Nöbetçi işkembe çorbası
8 kişilik
Hazırlama süresi 25 dakika
Pişirme süresi
30 dakika
Malzeme listesi
á 1 adet büyük boy tavuk budu
(veya iki adet tavuk göğsü)
á 2 tatlı kaşığı bitkisel margarin
á 2 yemek kaşığı un
á 4 su bardağı tavuk suyu
á 1 su bardağı süt
á 2 adet yumurtanın sarısı
á 1 adet limon suyu
á 1 çay kaşığı tuz, karabiber
á 6 su bardağı su
Üzeri için;
á 2 yemek kaşığı sirke
á 2 diş sarmısak
á 1 tatlı kaşığı kırmızı pul biber
Öncelikle, tavuk budu ya da tavuk göğüs etlerini yıkayıp süzün ve 6 bardak suyla, iyice yumuşayıncaya kadar haşlayın.
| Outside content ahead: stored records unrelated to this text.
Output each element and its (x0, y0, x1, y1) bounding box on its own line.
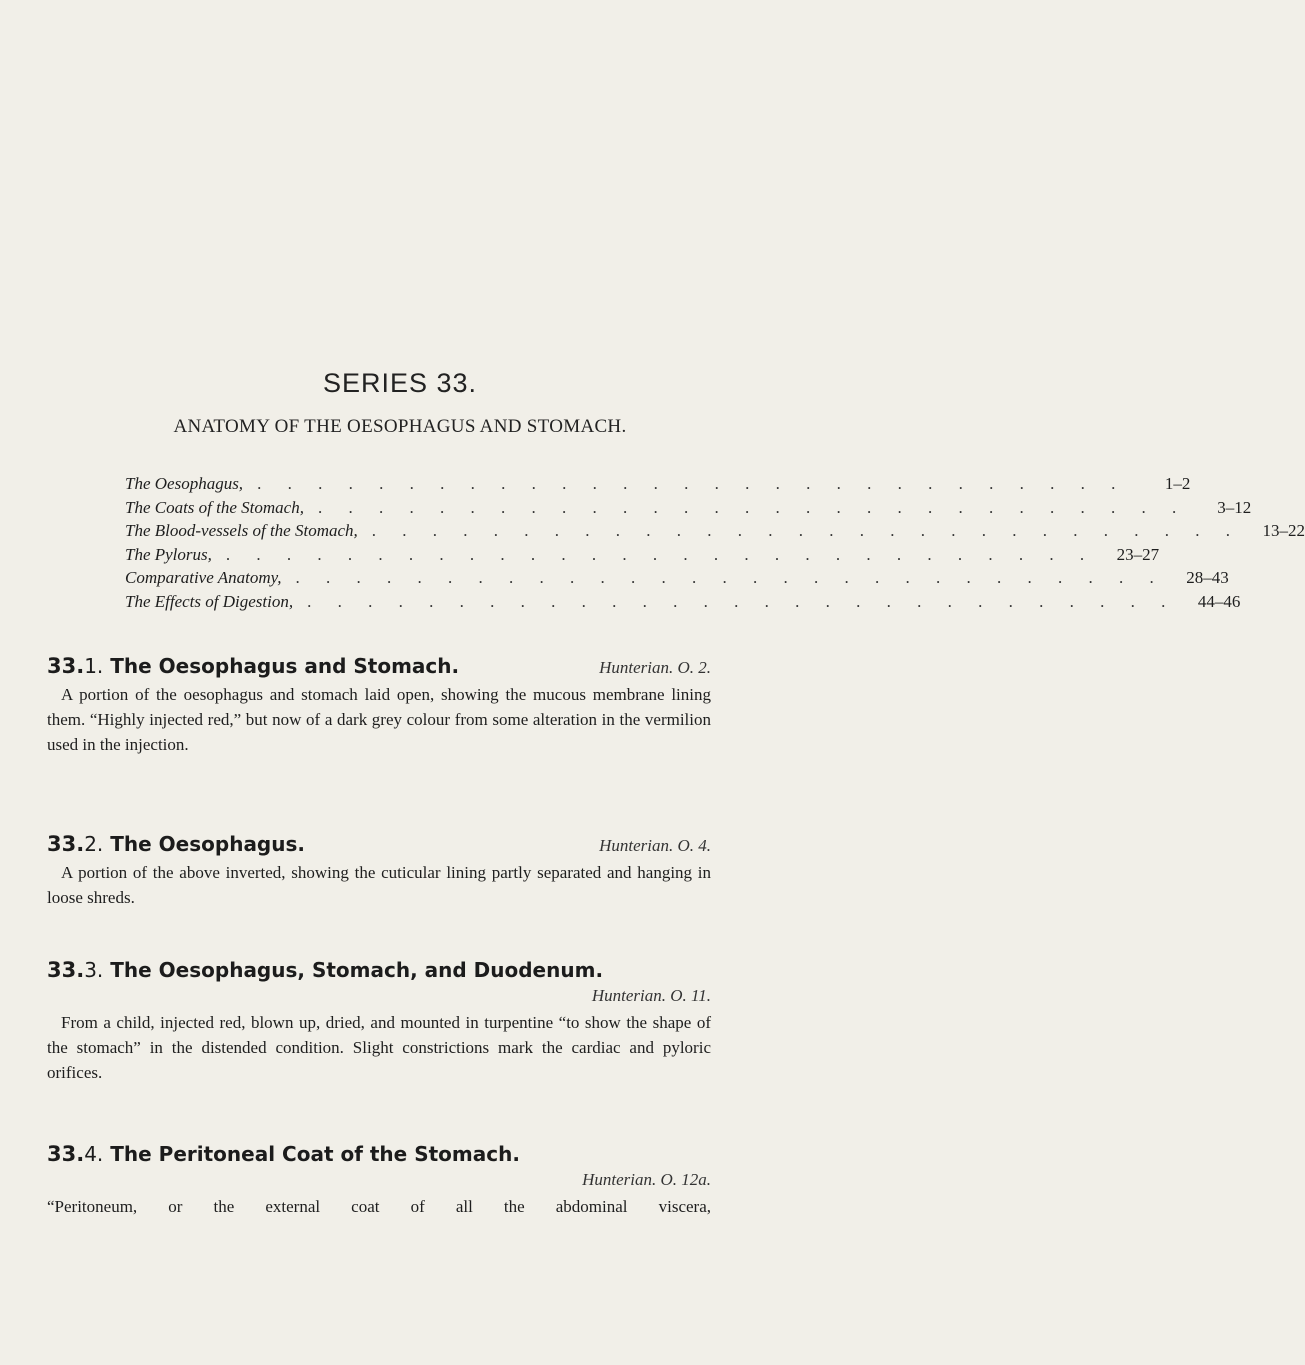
table-of-contents (125, 474, 1305, 615)
toc-leader-dots: . . . . . . . . . . . . . . . . . . . . . . . . . . . . . (295, 568, 1165, 587)
entry-number: 3. (84, 958, 104, 982)
toc-leader-dots: . . . . . . . . . . . . . . . . . . . . . . . . . . . . . (317, 497, 1188, 517)
catalogue-entry (47, 958, 711, 1085)
toc-row (125, 568, 1229, 592)
toc-row (125, 521, 1305, 545)
toc-range: 13–22 (1262, 521, 1305, 540)
entry-title: The Oesophagus. (110, 832, 305, 856)
toc-row (125, 591, 1241, 616)
entry-title: The Oesophagus, Stomach, and Duodenum. (110, 958, 604, 982)
toc-title: Comparative Anatomy, (125, 568, 282, 587)
entry-series-number: 33. (47, 654, 85, 678)
entry-number: 2. (84, 832, 104, 856)
toc-title: The Effects of Digestion, (125, 591, 294, 611)
entry-number: 4. (84, 1142, 104, 1166)
toc-row (125, 474, 1191, 498)
toc-title: The Pylorus, (125, 544, 212, 564)
toc-leader-dots: . . . . . . . . . . . . . . . . . . . . . . . . . . . . . (225, 544, 1096, 564)
entry-description: A portion of the oesophagus and stomach laid open, showing the mucous membrane lining them. “Highly injected red,” but now of a dark grey colour from some alteration in the vermilion used in the injection. (47, 685, 711, 754)
entry-description: From a child, injected red, blown up, dried, and mounted in turpentine “to show the shape of the stomach” in the distended condition. Slight constrictions mark the cardiac and pyloric orifices. (47, 1013, 711, 1082)
toc-range: 28–43 (1186, 568, 1229, 587)
entry-number: 1. (84, 654, 104, 678)
toc-leader-dots: . . . . . . . . . . . . . . . . . . . . . . . . . . . . . (257, 474, 1127, 493)
entry-series-number: 33. (47, 958, 85, 982)
section-subtitle: ANATOMY OF THE OESOPHAGUS AND STOMACH. (173, 416, 627, 437)
hunterian-reference: Hunterian. O. 2. (599, 658, 711, 677)
toc-row (125, 497, 1252, 522)
toc-range: 1–2 (1164, 474, 1191, 493)
entry-description: A portion of the above inverted, showing the cuticular lining partly separated and hanging in loose shreds. (47, 863, 711, 907)
catalogue-entry (47, 832, 711, 910)
toc-row (125, 544, 1160, 569)
entry-heading (47, 654, 711, 678)
entry-heading (47, 832, 711, 856)
toc-leader-dots: . . . . . . . . . . . . . . . . . . . . . . . . . . . . . (307, 591, 1177, 611)
toc-range: 44–46 (1197, 591, 1241, 611)
hunterian-reference: Hunterian. O. 12a. (582, 1170, 711, 1189)
toc-range: 3–12 (1217, 497, 1252, 517)
toc-title: The Blood-vessels of the Stomach, (125, 521, 358, 540)
toc-leader-dots: . . . . . . . . . . . . . . . . . . . . . . . . . . . . . (371, 521, 1242, 540)
series-title: SERIES 33. (322, 368, 478, 398)
catalogue-entry (47, 1142, 711, 1219)
hunterian-reference: Hunterian. O. 11. (591, 986, 711, 1005)
catalogue-entry (47, 654, 711, 757)
entry-title: The Peritoneal Coat of the Stomach. (110, 1142, 520, 1166)
entry-description: “Peritoneum, or the external coat of all the abdominal viscera, (47, 1197, 711, 1216)
toc-title: The Coats of the Stomach, (125, 497, 304, 517)
entry-title: The Oesophagus and Stomach. (110, 654, 460, 678)
entry-heading (47, 958, 711, 982)
toc-range: 23–27 (1116, 544, 1160, 564)
toc-title: The Oesophagus, (125, 474, 244, 493)
entry-heading (47, 1142, 711, 1166)
entry-series-number: 33. (47, 1142, 85, 1166)
hunterian-reference: Hunterian. O. 4. (599, 836, 711, 855)
entry-series-number: 33. (47, 832, 85, 856)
Sonra eti suyun içinden çıkarıp elinizle küçük parçalar halinde didikleyin ve bir kenarda bekletin.
Şimdi, orta boy bir tencerede yağı eritin ve unu hemen ekleyerek tahta bir kaşıkla sürekli karıştırarak sararıncaya dek kavurun. Hiç beklemeden üzerine ılık tavuk suyunu, karıştırmaya devam ederek ekleyin. Didiklenmiş tavuk etlerini de katarak çorba kaynayıncaya kadar pişirin.
Diğer taraftan, çukur bir kapta yumurta sarılarını çırpıp üzerine süt, limon suyu, tuz ve karabiberi ekleyerek çırpmaya devam edin. Kaynamaya başlayan çorbanın altını kısın.
Kaynayan çorba suyundan bir kepçe alarak sütlü limonlu terbiye sosunun içine ekleyin. Sonra ılıklaşan bu sosu azar azar ocaktaki tencerenin içine ilave edin. Ocağı orta ateşe ayarlayıp sürekli karıştırarak 5-8 dakika pişirin. Ocaktan aldığınız çorbanın üzerine dövülmüş sarmısaklı, sirkeli pul biberi gezdirin ve sıcak olarak servise sunun.